Appeal from a judgment of the United States District Court for the Eastern District of New York (Feuerstein, J.).
UPON DUE CONSIDERATION, IT IS HEREBY ORDERED, ADJUDGED, AND DECREED that the judgment of the district court is AFFIRMED.

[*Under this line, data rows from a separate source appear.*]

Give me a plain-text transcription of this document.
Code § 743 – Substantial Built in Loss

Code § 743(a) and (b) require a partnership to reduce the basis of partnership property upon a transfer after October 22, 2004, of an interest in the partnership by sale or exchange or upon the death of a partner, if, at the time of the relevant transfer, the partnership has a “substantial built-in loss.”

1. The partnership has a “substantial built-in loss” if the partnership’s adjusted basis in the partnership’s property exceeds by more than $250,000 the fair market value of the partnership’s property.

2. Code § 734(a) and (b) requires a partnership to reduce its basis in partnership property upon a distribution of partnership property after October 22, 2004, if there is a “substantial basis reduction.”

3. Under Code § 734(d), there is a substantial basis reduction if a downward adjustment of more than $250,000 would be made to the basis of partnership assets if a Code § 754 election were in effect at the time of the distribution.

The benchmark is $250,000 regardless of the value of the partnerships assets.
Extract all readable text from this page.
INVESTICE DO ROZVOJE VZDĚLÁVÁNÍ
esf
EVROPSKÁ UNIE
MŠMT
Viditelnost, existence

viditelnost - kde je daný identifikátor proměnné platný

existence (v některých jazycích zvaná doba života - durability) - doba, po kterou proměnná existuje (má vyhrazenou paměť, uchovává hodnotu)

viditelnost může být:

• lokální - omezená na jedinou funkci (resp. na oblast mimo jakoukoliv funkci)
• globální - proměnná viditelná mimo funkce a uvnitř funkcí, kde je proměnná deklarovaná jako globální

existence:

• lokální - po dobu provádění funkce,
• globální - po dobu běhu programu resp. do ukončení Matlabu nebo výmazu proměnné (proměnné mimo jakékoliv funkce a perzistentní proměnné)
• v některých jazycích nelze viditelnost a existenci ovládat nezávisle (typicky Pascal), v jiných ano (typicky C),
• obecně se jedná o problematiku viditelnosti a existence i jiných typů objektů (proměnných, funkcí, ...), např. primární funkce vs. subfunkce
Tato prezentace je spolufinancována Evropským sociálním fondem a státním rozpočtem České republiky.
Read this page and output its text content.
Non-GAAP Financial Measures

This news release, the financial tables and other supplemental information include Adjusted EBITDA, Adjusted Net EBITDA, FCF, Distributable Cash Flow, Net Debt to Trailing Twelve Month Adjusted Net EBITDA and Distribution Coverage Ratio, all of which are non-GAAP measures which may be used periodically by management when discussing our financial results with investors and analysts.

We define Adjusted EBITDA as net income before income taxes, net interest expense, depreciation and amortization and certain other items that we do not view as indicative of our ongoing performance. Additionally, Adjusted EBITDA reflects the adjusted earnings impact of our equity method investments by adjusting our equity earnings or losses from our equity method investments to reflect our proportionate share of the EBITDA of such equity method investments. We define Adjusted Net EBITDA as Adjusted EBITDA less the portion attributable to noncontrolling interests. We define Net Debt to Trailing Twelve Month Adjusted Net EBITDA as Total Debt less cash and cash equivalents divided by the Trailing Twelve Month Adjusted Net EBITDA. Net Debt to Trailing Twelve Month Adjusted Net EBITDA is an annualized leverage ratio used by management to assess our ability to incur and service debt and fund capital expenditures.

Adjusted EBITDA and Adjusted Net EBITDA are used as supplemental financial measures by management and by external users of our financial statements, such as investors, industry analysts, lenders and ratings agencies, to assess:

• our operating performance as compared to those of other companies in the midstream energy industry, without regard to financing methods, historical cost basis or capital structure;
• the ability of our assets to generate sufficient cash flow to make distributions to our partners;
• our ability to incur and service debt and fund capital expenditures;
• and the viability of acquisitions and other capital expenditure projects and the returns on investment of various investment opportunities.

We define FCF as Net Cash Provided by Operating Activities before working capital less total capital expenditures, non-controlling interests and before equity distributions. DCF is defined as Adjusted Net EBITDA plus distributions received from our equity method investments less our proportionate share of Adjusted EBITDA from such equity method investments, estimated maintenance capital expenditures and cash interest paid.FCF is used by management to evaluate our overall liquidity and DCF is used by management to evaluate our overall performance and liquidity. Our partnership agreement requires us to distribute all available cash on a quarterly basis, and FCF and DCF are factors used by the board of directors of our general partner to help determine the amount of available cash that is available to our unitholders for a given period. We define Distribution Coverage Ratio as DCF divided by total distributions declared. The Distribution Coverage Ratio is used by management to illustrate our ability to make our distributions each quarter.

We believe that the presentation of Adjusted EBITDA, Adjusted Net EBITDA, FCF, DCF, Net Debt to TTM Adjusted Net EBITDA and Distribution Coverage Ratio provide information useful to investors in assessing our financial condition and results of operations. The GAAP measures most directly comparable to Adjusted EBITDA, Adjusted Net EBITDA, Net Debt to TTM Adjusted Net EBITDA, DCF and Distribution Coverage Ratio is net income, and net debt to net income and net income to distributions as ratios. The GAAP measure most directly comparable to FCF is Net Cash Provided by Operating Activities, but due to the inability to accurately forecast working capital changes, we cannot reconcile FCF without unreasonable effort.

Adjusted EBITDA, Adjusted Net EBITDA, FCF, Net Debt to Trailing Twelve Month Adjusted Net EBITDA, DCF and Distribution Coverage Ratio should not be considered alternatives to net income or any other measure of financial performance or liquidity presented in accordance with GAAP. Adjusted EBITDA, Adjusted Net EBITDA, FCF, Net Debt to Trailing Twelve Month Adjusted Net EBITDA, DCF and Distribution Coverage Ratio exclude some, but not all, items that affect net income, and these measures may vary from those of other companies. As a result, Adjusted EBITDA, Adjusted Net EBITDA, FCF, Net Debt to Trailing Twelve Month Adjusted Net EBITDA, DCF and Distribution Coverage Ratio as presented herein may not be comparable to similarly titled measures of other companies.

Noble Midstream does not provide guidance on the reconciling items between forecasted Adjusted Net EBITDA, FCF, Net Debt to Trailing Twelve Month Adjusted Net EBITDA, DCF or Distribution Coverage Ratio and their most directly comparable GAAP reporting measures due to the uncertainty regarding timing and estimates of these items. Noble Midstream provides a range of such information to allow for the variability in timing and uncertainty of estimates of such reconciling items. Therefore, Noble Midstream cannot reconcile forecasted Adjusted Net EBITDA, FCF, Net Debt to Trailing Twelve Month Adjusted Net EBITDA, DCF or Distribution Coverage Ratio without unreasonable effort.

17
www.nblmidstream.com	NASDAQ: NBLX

Appellant Monique Cody, proceeding pro se, appeals from the judgment of the district court compelling arbitration of her claims of wrongful termination in violation of Title VII of the Civil Rights Act of 1964, 42 U.S.C. § 2000e, et seq.; the Age Discrimination in Employment Act, 29 U.S.C. § 621, et seq.; and the Americans with Disabilities Act, 42 U.S.C. § 12101, et seq. We assume the parties' familiarity with the underlying facts, procedural history of the case, and issues on appeal.
We affirm, for substantially the reasons stated in the magistrate judge's report and recommendation, as adopted and supplemented by the district court. See Report & Recomm., Cody v. Darden Restaurants, No. 12-cv-484 (E.D.N.Y. Oct. 11, 2012) (Dkt. No. 28); Order, No. 12-cv-484 (E.D.N.Y. Jan. 11, 2013) (Dkt. No. 35). We have considered all of Appellant's remaining arguments and find them to be without merit. For the foregoing reasons, the judgment of the district court is hereby AFFIRMED.